Question :
Récemment, j’ai lu la Bible, et il semble que le peuple juif ait négligé sa mission. Tout au long de la Bible, le Seigneur demande au peuple de « proclamer Son nom » (Isaïe 12,4 ; Psaumes 105,1) et « de chanter des louanges à Son nom » (Psaumes 68,5), fait des éloges à ceux qui « connaissent Mon nom » (Psaumes 91,14), et il y a d’innombrables autres références à Son nom.
Pourtant, dans toutes mes rencontres avec des Juifs, ils semblent faire exprès de ne pas mentionner Son nom. À la place, ils Le désignent vaguement comme « le Tout-Puissant », « le Très Haut » ou « Hachem », ce qui, ai-je compris, signifie « le nom » en hébreu.
Pourquoi les Juifs n’obéissent-ils pas à D.ieu en « proclamant et en louant Son nom » au lieu de tourner autour du pot ?
Réponse :
Vous avez vraiment mis le doigt sur quelque chose.

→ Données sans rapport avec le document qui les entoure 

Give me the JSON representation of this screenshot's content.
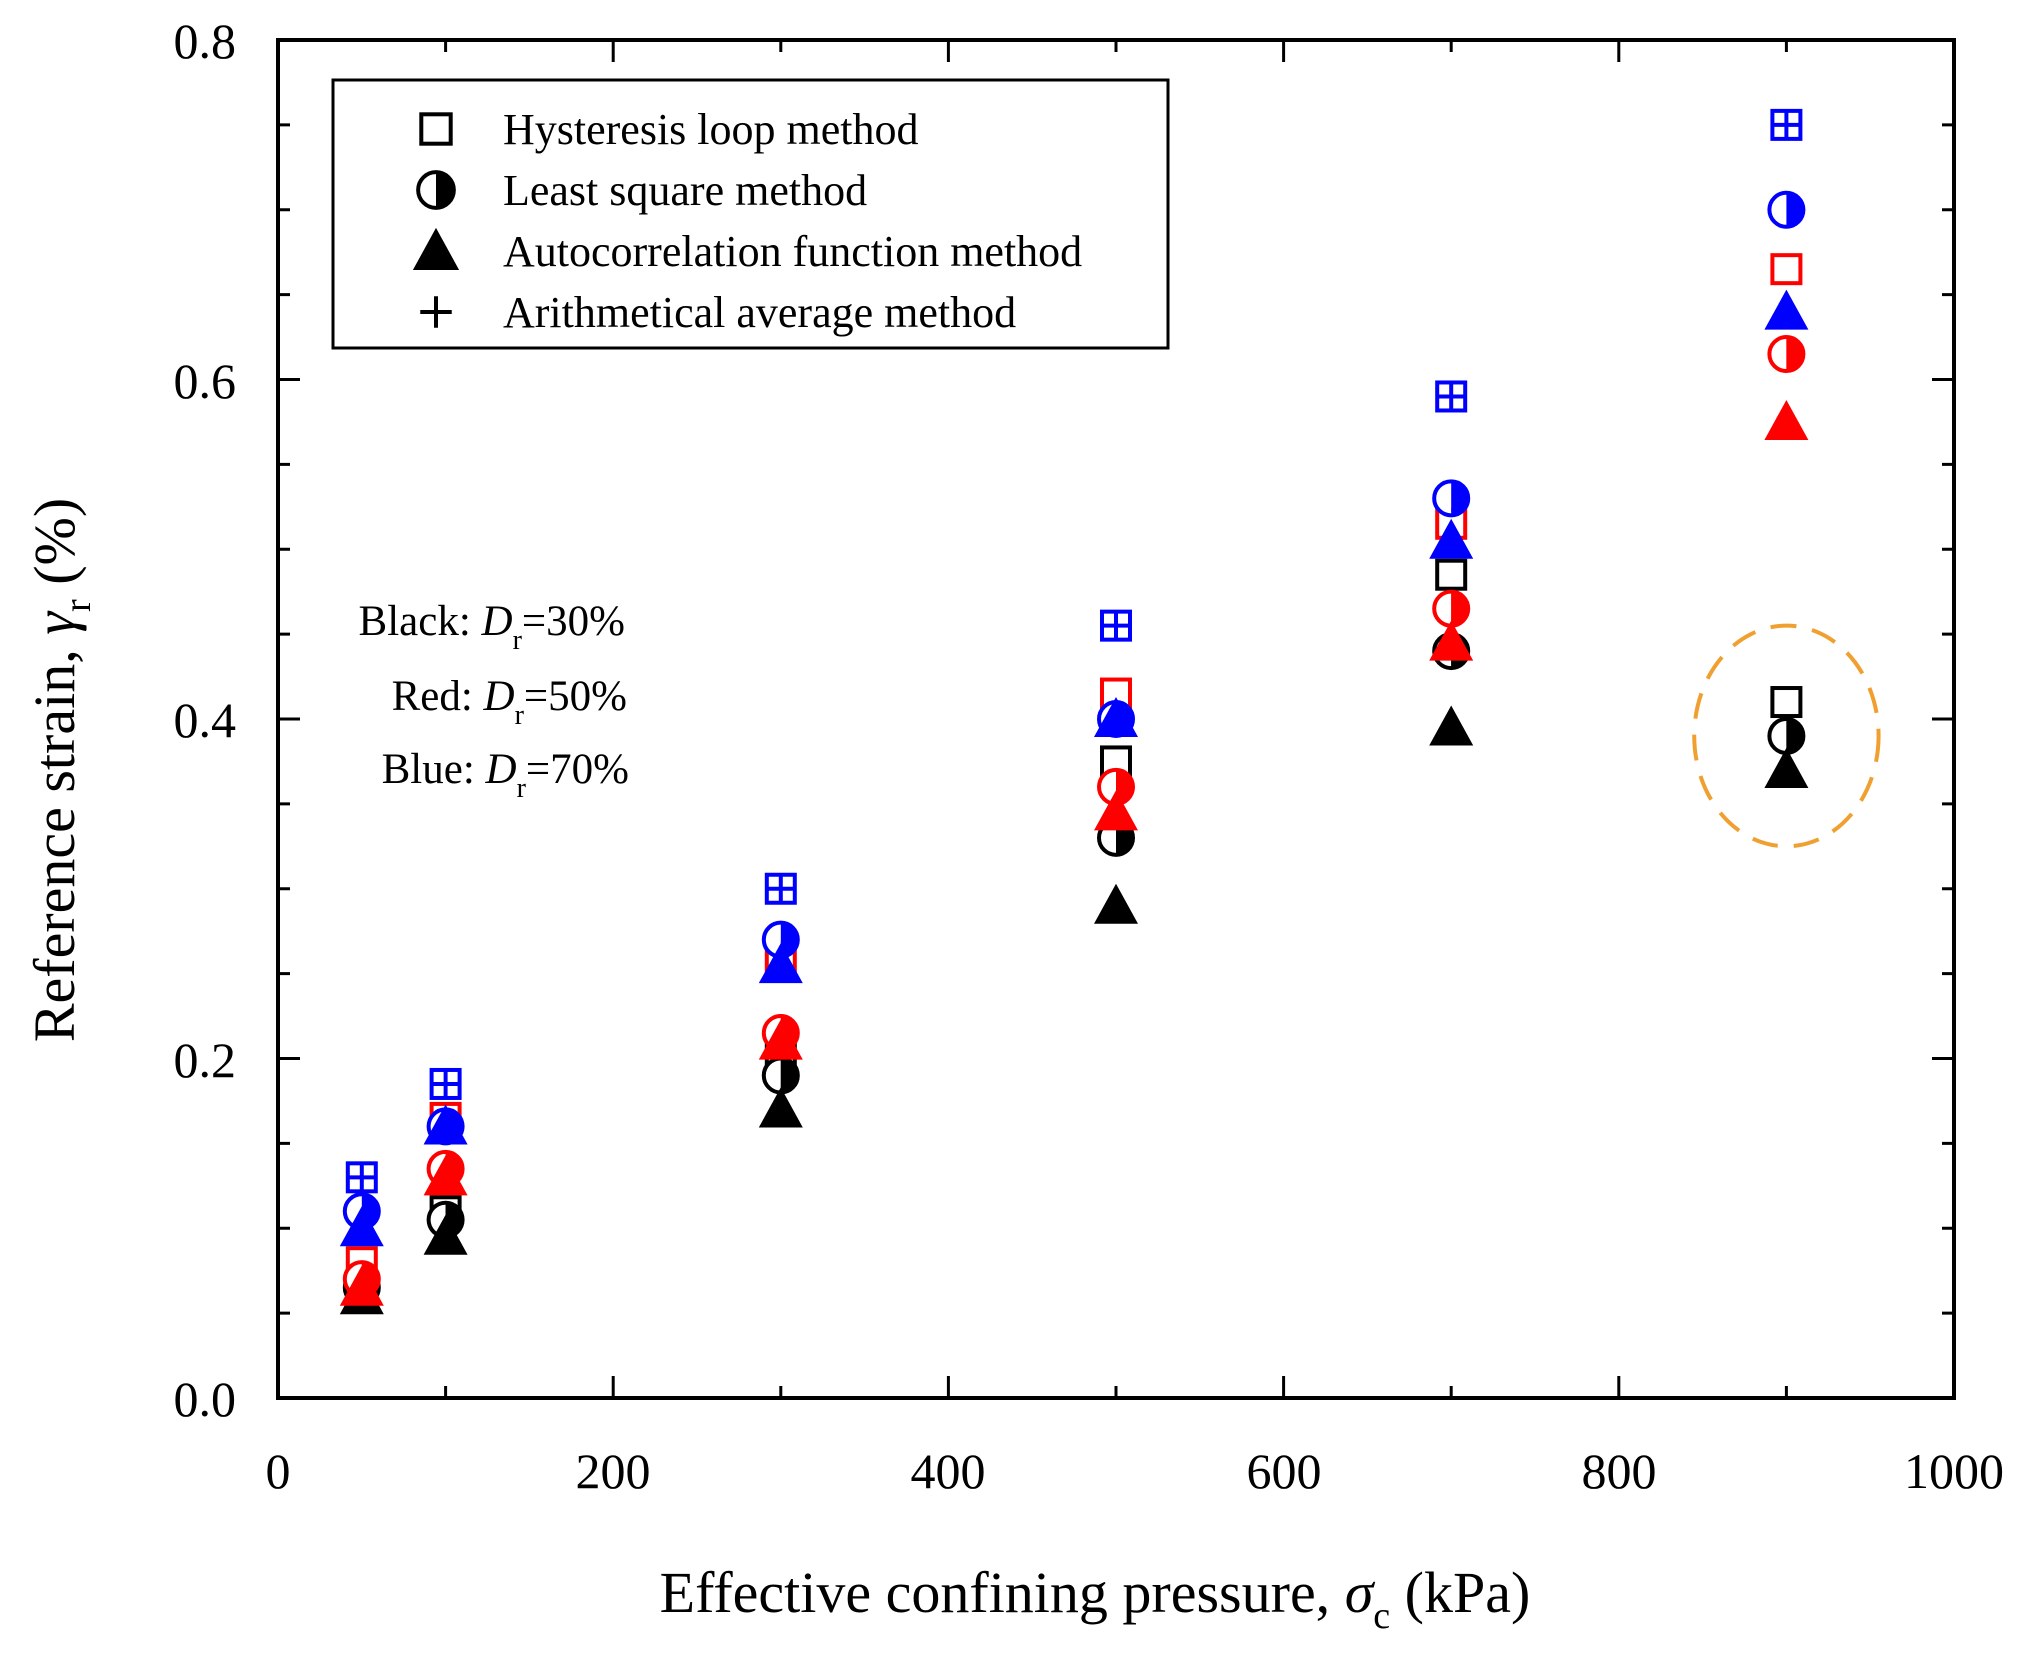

Nous, les Juifs, évitons à l’extrême de prononcer le nom de D.ieu. (Remarquez que nous ne l’écrivons même pas normalement lorsque nous écrivons le mot français pour désigner D.ieu. Voir : Pourquoi n’écrivez-vous pas « D.ieu » correctement ?) De fait, nous veillons à ne pas prononcer les noms de D.ieu en dehors de la lecture de la Torah ou de la prière.
Notre prudence découle d’une interprétation du troisième des Dix Commandements : « Tu n’invoqueras pas le nom de l’Éternel, ton D.ieu, en vain ». Traditionnellement, ce commandement est compris comme se référant à l’usage impropre du nom de D.ieu dans un serment frivole. Cependant, c’est dans toutes les circonstances que l’on s’abstient de prononcer le nom de D.ieu, excepté dans le contexte de la prière et de l’étude de la Torah.
Selon Maïmonide, le grand codificateur juif :
« Il n’est pas seulement interdit de prononcer un faux serment, mais il est également proscrit de mentionner l’un des noms de D.ieu en vain, même sans prêter serment. Car le verset nous enjoint de “craindre Son nom glorieux et redoutable”.1 S’abstenir de ne pas le prononcer en vain fait partie de cette crainte.
Ainsi, si l’on mentionne par inadvertance le nom [de D.ieu] sans raison valable, il convient de s’empresser de le louer, de le glorifier et de le vénérer de sorte qu’il n’aura pas été mentionné en vain. Qu’est-ce que cela signifie ? Si l’on mentionne le nom de D.ieu, il convient de dire ensuite « Béni soit-Il pour l’éternité », ou bien « Il est grand et digne d’une abondance de louanges », etc., de sorte qu’il n’aura pas été [mentionné totalement] en vain.2
Compte tenu de la révérence avec laquelle nous devons aborder D.ieu et Ses noms, les versets des Prophètes qui exhortent à faire connaître le nom de D.ieu ne font pas référence à Son nom en tant que tel. Le sens de ces exhortations des prophètes est que le peuple juif doit faire savoir au monde que D.ieu existe, qu’Il est le Créateur du monde et qu’Il supervise et recrée continuellement chaque être vivant. De même, lorsque le Psalmiste évoque fréquemment le fait de louer le nom de D.ieu, cela signifie louer les œuvres merveilleuses de D.ieu.
Cela soulève une question évidente : si le Psalmiste entend que nous devrions louer D.ieu Lui-même, sans mentionner Son nom, pourquoi ne dit-il pas simplement « louez-Le », au lieu d’utiliser systématiquement l’expression « louez Son nom » ?
Cette question a été abordée par le grand maître ‘hassidique, Rabbi Chnéour Zalman de Lyadi. En substance, il explique3 que la louange est, par définition, l’expression d’un certain degré d’appréciation, qu’elle soit émotionnelle ou intellectuelle, pour la grandeur ou la beauté de l’objet de cette louange. Or, la grandeur de D.ieu Lui-même transcende totalement tout ce que l’esprit humain peut concevoir.
Notre louange de D.ieu est donc inspirée par une appréciation émotionnelle ou intellectuelle de Sa grandeur, mais uniquement telle qu’elle nous est révélée à travers Ses diverses manifestations, qui sont incarnées et décrites par les différents noms que la Torah Lui attribue. D’où l’utilisation répétée de l’expression « louez Son nom ».